For those who are not Christians, there can still be meaning in this holiday. Take away the literal son-of-Godness, the prophesies of the Old Testament, the virgin birth, and the subsequent resurrection from the dead, and what do you have? A great philosopher, like Aristotle, Plato, or Socrates, who had some really interesting suggestions about what it takes to live a meaningful life.
So I’m going through a Christmas reset. Apparently, the universe doesn’t owe me the kind of comfort and security I crave. Cheer and conviviality are not a birthright. The presence of our children and grandchildren, or parents and grandparents, is not guaranteed.
What is guaranteed is that life will be difficult as often as it is easy. Look a little deeper, and we can see that the hard times are almost always the result of selfishness and greed, failure to care about others at least as much as we care for ourselves, and unwillingness to inconvenience ourselves for the benefit of others. Sure, nature throws in her bit of bad luck in the form of hurricanes, blizzards, and pandemics. But it is our response to those things that ultimately determines how miserable – even devastating – those experiences will be.

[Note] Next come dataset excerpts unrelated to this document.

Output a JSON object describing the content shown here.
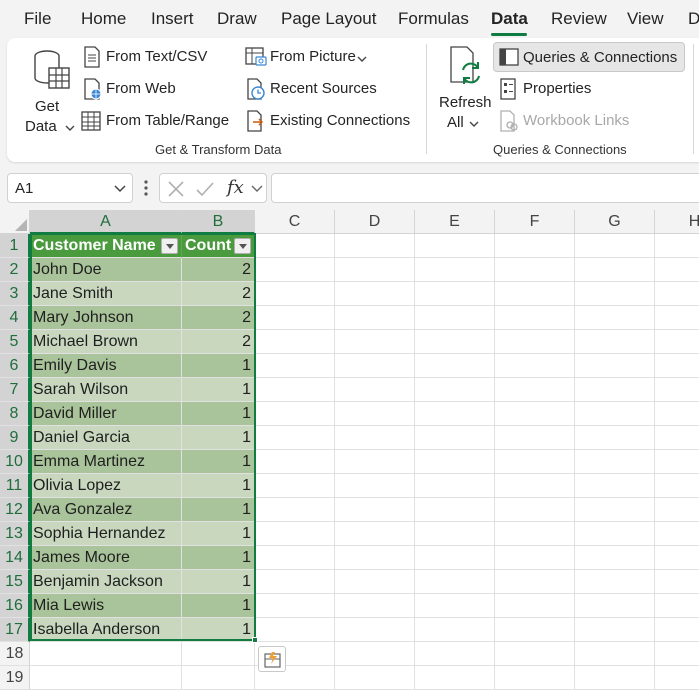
{
  "menu": {
    "tabs": [
      "File",
      "Home",
      "Insert",
      "Draw",
      "Page Layout",
      "Formulas",
      "Data",
      "Review",
      "View",
      "D"
    ],
    "active": "Data"
  },
  "ribbon": {
    "get_data_line1": "Get",
    "get_data_line2": "Data",
    "from_text_csv": "From Text/CSV",
    "from_web": "From Web",
    "from_table_range": "From Table/Range",
    "from_picture": "From Picture",
    "recent_sources": "Recent Sources",
    "existing_connections": "Existing Connections",
    "group_get_transform": "Get & Transform Data",
    "refresh_line1": "Refresh",
    "refresh_line2": "All",
    "queries_connections": "Queries & Connections",
    "properties": "Properties",
    "workbook_links": "Workbook Links",
    "group_queries": "Queries & Connections"
  },
  "formula_bar": {
    "name_box": "A1",
    "fx": "fx",
    "formula": ""
  },
  "sheet": {
    "columns": [
      "A",
      "B",
      "C",
      "D",
      "E",
      "F",
      "G",
      "H"
    ],
    "rows": [
      "1",
      "2",
      "3",
      "4",
      "5",
      "6",
      "7",
      "8",
      "9",
      "10",
      "11",
      "12",
      "13",
      "14",
      "15",
      "16",
      "17",
      "18",
      "19"
    ],
    "table_headers": [
      "Customer Name",
      "Count"
    ],
    "table_rows": [
      [
        "John Doe",
        "2"
      ],
      [
        "Jane Smith",
        "2"
      ],
      [
        "Mary Johnson",
        "2"
      ],
      [
        "Michael Brown",
        "2"
      ],
      [
        "Emily Davis",
        "1"
      ],
      [
        "Sarah Wilson",
        "1"
      ],
      [
        "David Miller",
        "1"
      ],
      [
        "Daniel Garcia",
        "1"
      ],
      [
        "Emma Martinez",
        "1"
      ],
      [
        "Olivia Lopez",
        "1"
      ],
      [
        "Ava Gonzalez",
        "1"
      ],
      [
        "Sophia Hernandez",
        "1"
      ],
      [
        "James Moore",
        "1"
      ],
      [
        "Benjamin Jackson",
        "1"
      ],
      [
        "Mia Lewis",
        "1"
      ],
      [
        "Isabella Anderson",
        "1"
      ]
    ]
  },
  "colors": {
    "accent": "#107c41",
    "table_header": "#4a9a3e",
    "band_dark": "#a9c49a",
    "band_light": "#c8d7be"
  }
}
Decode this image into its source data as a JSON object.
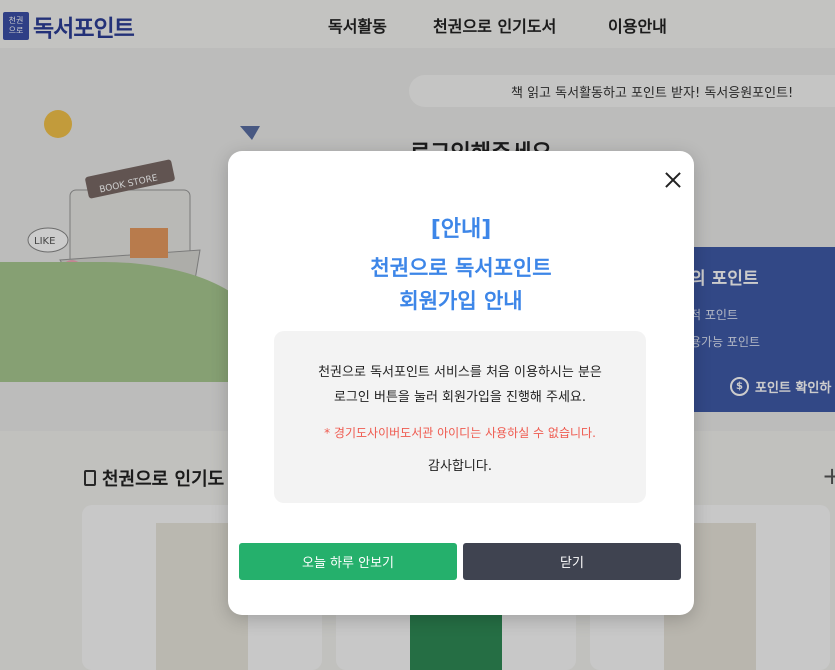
{
  "header": {
    "logo_mark_top": "천권",
    "logo_mark_bottom": "으로",
    "logo_text": "독서포인트",
    "nav": [
      "독서활동",
      "천권으로 인기도서",
      "이용안내"
    ]
  },
  "hero": {
    "banner_text": "책 읽고 독서활동하고 포인트 받자! 독서응원포인트!",
    "login_prompt": "로그인해주세요",
    "illustration_sign": "BOOK STORE",
    "illustration_like": "LIKE"
  },
  "point_card": {
    "title": "의 포인트",
    "row1": "적 포인트",
    "row2": "용가능 포인트",
    "check_button": "포인트 확인하"
  },
  "section": {
    "title": "천권으로 인기도"
  },
  "modal": {
    "notice": "[안내]",
    "title_line1": "천권으로 독서포인트",
    "title_line2": "회원가입 안내",
    "body_line1": "천권으로 독서포인트 서비스를 처음 이용하시는 분은",
    "body_line2": "로그인 버튼을 눌러 회원가입을 진행해 주세요.",
    "warning": "* 경기도사이버도서관 아이디는 사용하실 수 없습니다.",
    "thanks": "감사합니다.",
    "btn_hide_today": "오늘 하루 안보기",
    "btn_close": "닫기"
  },
  "colors": {
    "accent_blue": "#3d86e8",
    "warning_red": "#ef5a4f",
    "green_button": "#25b06c",
    "dark_button": "#3f4350",
    "point_card": "#3f5aa8"
  }
}
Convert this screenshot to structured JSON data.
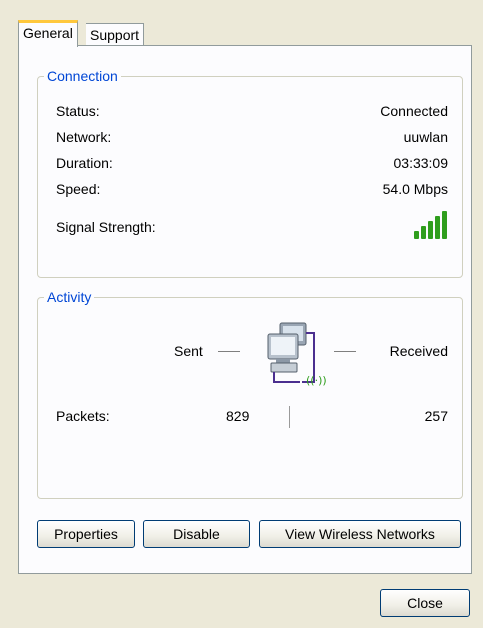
{
  "tabs": {
    "general": "General",
    "support": "Support"
  },
  "connection": {
    "legend": "Connection",
    "status_label": "Status:",
    "status_value": "Connected",
    "network_label": "Network:",
    "network_value": "uuwlan",
    "duration_label": "Duration:",
    "duration_value": "03:33:09",
    "speed_label": "Speed:",
    "speed_value": "54.0 Mbps",
    "signal_label": "Signal Strength:",
    "signal_bars": 5,
    "signal_icon": "signal-strength-icon"
  },
  "activity": {
    "legend": "Activity",
    "sent_label": "Sent",
    "received_label": "Received",
    "network_icon": "wireless-network-computers-icon",
    "packets_label": "Packets:",
    "packets_sent": "829",
    "packets_received": "257"
  },
  "buttons": {
    "properties": "Properties",
    "disable": "Disable",
    "view_networks": "View Wireless Networks",
    "close": "Close"
  },
  "colors": {
    "legend_text": "#0046d5",
    "tab_highlight": "#ffc83c",
    "signal_green": "#2f9e1d",
    "button_border": "#003c74"
  }
}
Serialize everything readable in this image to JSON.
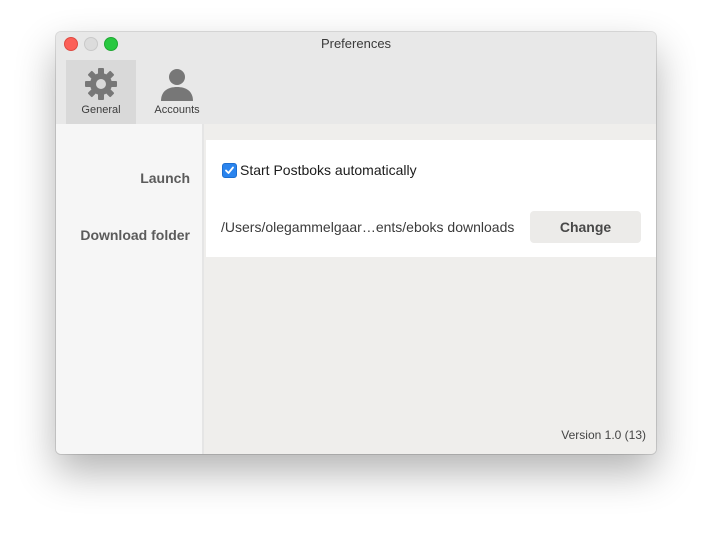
{
  "window": {
    "title": "Preferences"
  },
  "toolbar": {
    "items": [
      {
        "label": "General",
        "icon": "gear-icon",
        "selected": true
      },
      {
        "label": "Accounts",
        "icon": "person-icon",
        "selected": false
      }
    ]
  },
  "settings": {
    "launch": {
      "label": "Launch",
      "checkbox_label": "Start Postboks automatically",
      "checked": true
    },
    "download_folder": {
      "label": "Download folder",
      "path": "/Users/olegammelgaar…ents/eboks downloads",
      "button_label": "Change"
    }
  },
  "footer": {
    "version": "Version 1.0 (13)"
  },
  "colors": {
    "close": "#fc5f57",
    "zoom": "#28c840",
    "checkbox_accent": "#2a84ee"
  }
}
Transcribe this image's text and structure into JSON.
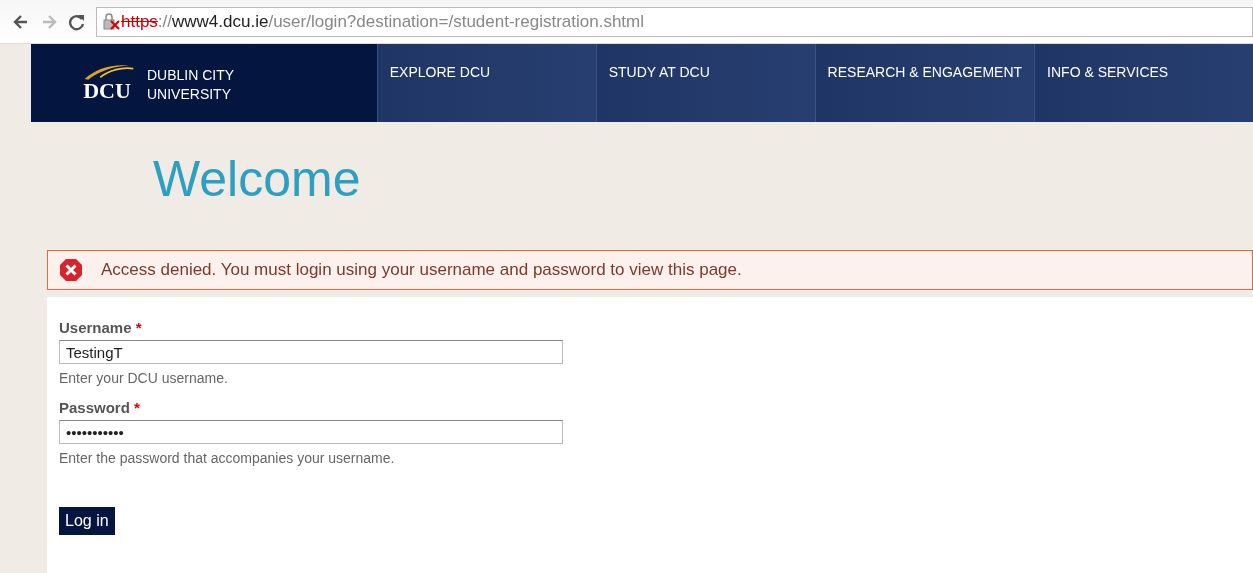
{
  "browser": {
    "url": {
      "scheme": "https",
      "separator": "://",
      "host": "www4.dcu.ie",
      "path": "/user/login?destination=/student-registration.shtml"
    },
    "insecure": true,
    "forward_disabled": true
  },
  "header": {
    "logo_mark": "DCU",
    "logo_text": [
      "DUBLIN CITY",
      "UNIVERSITY"
    ],
    "nav": [
      {
        "label": "EXPLORE DCU"
      },
      {
        "label": "STUDY AT DCU"
      },
      {
        "label": "RESEARCH & ENGAGEMENT"
      },
      {
        "label": "INFO & SERVICES"
      }
    ]
  },
  "title": "Welcome",
  "message": {
    "kind": "error",
    "text": "Access denied. You must login using your username and password to view this page."
  },
  "form": {
    "fields": [
      {
        "label": "Username",
        "required": true,
        "value": "TestingT",
        "help": "Enter your DCU username."
      },
      {
        "label": "Password",
        "required": true,
        "value": "•••••••••••",
        "help": "Enter the password that accompanies your username."
      }
    ],
    "required_mark": "*",
    "submit": "Log in"
  }
}
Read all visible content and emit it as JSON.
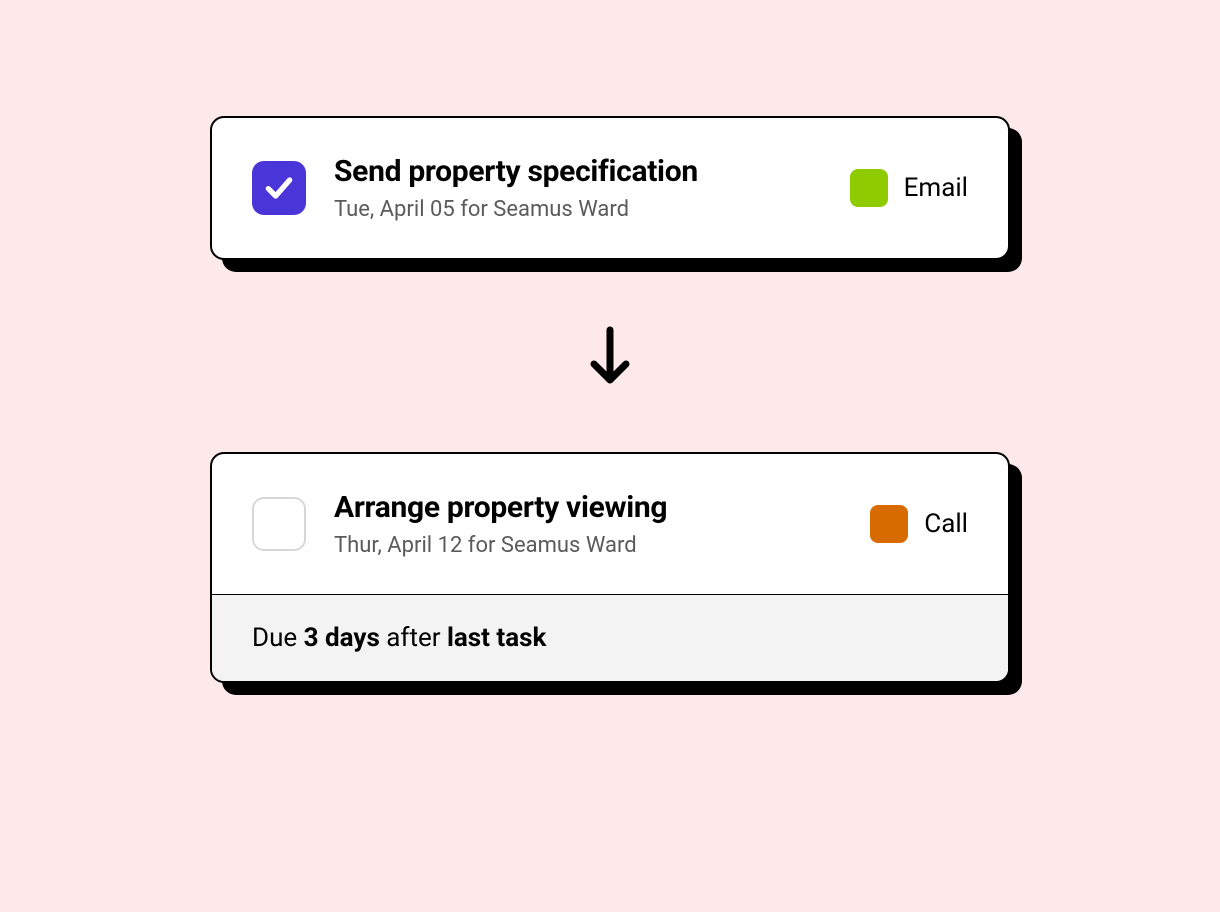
{
  "task1": {
    "title": "Send property specification",
    "subtitle": "Tue, April 05 for Seamus Ward",
    "tag_label": "Email",
    "checked": true
  },
  "task2": {
    "title": "Arrange property viewing",
    "subtitle": "Thur, April 12 for Seamus Ward",
    "tag_label": "Call",
    "checked": false
  },
  "due": {
    "prefix": "Due ",
    "days": "3 days",
    "mid": " after ",
    "ref": "last task"
  },
  "colors": {
    "checkbox_checked": "#4a35d8",
    "email_swatch": "#8ecc00",
    "call_swatch": "#d86b00",
    "page_bg": "#fde8ea",
    "footer_bg": "#f3f3f3"
  }
}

We can save ourselves by helping each other. The teachings of Jesus (messiah or philosopher – you choose) were for each of us to establish a more direct and loving relationship with God and not defer to the (possibly unwise) interpretations of those who set themselves up as intermediaries between us and God. Jesus implored us to love our neighbors, serve one another, demonstrate compassion. In his philosophy the fundamental virtues are kindness, service, and generosity. Taken as a whole, the real message of Christmas is that in a world that will often be hard, we must take it upon ourselves to make it better. For each other.
If we think about Christmas in this way, about the idea that salvation is most called for – indeed, birthed – during the dark times of need, then this Christmas may be the truest I have ever experienced.
So Merry Christmas. Now let’s go out and save each other.